Cherry Garcia Ice Cream demonstrates great marketingMarketing 101

How do you deliver a lecture on Marketing 101 in under an hour without putting people to sleep? Why with ice cream of course! I was asked deliver a presentation to the City of Auburn, WA Economic Development forum on Marketing 101 for small businesses.  I struggled for a while and then figured out a way to combine a subject that I’m passionate about and a desert that is delicious.  Here is a summary of that presentation.

Marketing is More Than Advertising

When I tell small businesses that I offer marketing services, I often hear “that’s OK – I don’t need advertising.”  But marketing is much more than advertising.  Using the “4P’s” model, here is the Cherry Garcia / Ben & Jerry’s view: Product:  Awesome ice cream Price:  Premium Promotion:  Website, social media, mail Place:  Ben and Jerry’s stores, grocery stores, catering trucks Product – What Are They Selling?

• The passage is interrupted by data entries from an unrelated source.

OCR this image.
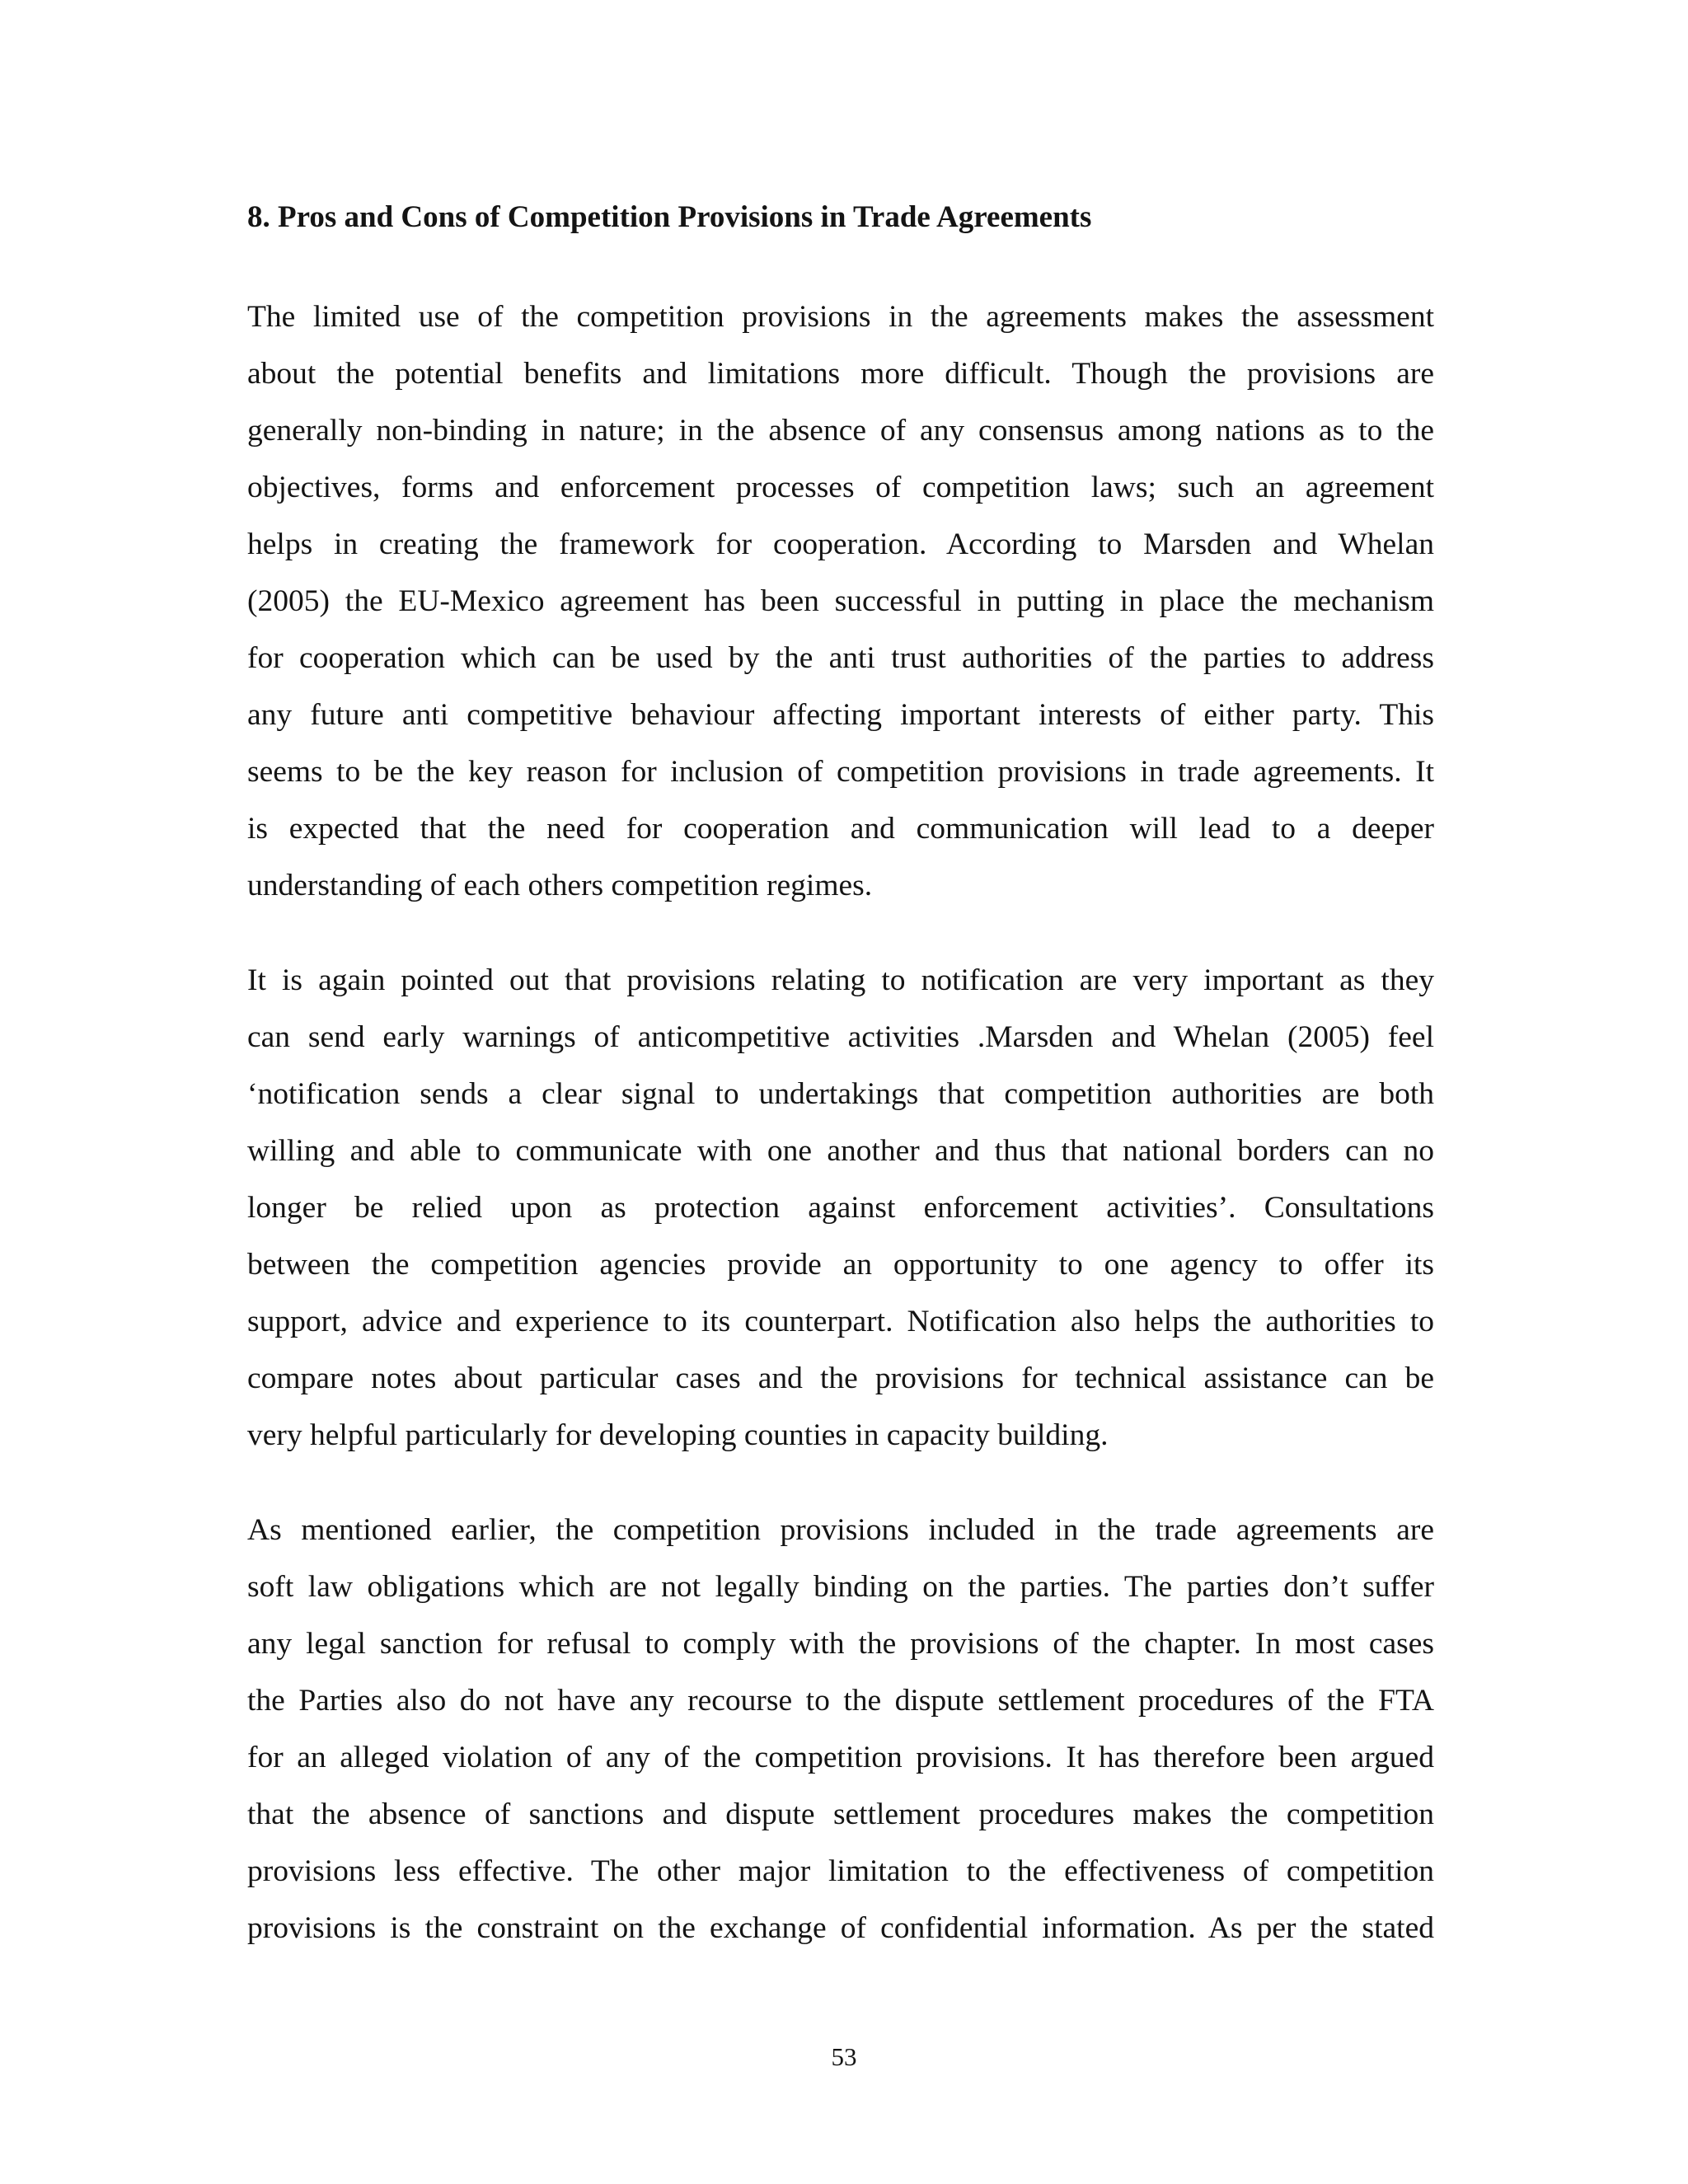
8. Pros and Cons of Competition Provisions in Trade Agreements
The limited use of the competition provisions in the agreements makes the assessment
about the potential benefits and limitations more difficult. Though the provisions are
generally non-binding in nature; in the absence of any consensus among nations as to the
objectives, forms and enforcement processes of competition laws; such an agreement
helps in creating the framework for cooperation. According to Marsden and Whelan
(2005) the EU-Mexico agreement has been successful in putting in place the mechanism
for cooperation which can be used by the anti trust authorities of the parties to address
any future anti competitive behaviour affecting important interests of either party. This
seems to be the key reason for inclusion of competition provisions in trade agreements. It
is expected that the need for cooperation and communication will lead to a deeper
understanding of each others competition regimes.
It is again pointed out that provisions relating to notification are very important as they
can send early warnings of anticompetitive activities .Marsden and Whelan (2005) feel
‘notification sends a clear signal to undertakings that competition authorities are both
willing and able to communicate with one another and thus that national borders can no
longer be relied upon as protection against enforcement activities’. Consultations
between the competition agencies provide an opportunity to one agency to offer its
support, advice and experience to its counterpart. Notification also helps the authorities to
compare notes about particular cases and the provisions for technical assistance can be
very helpful particularly for developing counties in capacity building.
As mentioned earlier, the competition provisions included in the trade agreements are
soft law obligations which are not legally binding on the parties. The parties don’t suffer
any legal sanction for refusal to comply with the provisions of the chapter. In most cases
the Parties also do not have any recourse to the dispute settlement procedures of the FTA
for an alleged violation of any of the competition provisions. It has therefore been argued
that the absence of sanctions and dispute settlement procedures makes the competition
provisions less effective. The other major limitation to the effectiveness of competition
provisions is the constraint on the exchange of confidential information. As per the stated
53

Product:  Fantastic ice cream

Positioning – Who is the target market? Age and demographics? Followers of Jerry Garcia? How does Ben and Jerry’s differ from the competition? We’re cool caring and responsible The “Ben and Jerry’s story” Portfolio A variety of flavors Yogurt “Flavor Graveyard”  (Every company should get rid of products that don’t sell well) Packaging Pints Ice cream bars Cones and cups Catered


In a 2014 Consumers Report, Ben and Jerry’s had one of the highest ratings with a cost per serving of $1.03.  This price was right up there with Haagen-Dazs, and much higher than Kirkland (Costco) ice cream which sells for $0.30 per serving. Due to Ben and Jerry’s high brand value, they are able to maintain a premium pricing that is reflective of that brand.


Ben and Jerry’s initially grew by the best means of advertising – word of mouth.  They have continued to leverage that stance using social media, mobile – and of course – their “Free Cone Day.”


You can get 8 pints of Cherry Garcia delivered in dry ice from Amazon!  You can also get it from Ben and Jerry’s stores, grocery stores and even a Ben and Jerry’s catering truck. Going Strong Ben and Jerry’s continues to go strong since their humble beginnings in 1978.  They have adapted to changing market forces such as fat free, sugar free, gluten free, global warming and no GMOs.  They continue to thrive even with new competitors and new technologies.  This is marketing at its best.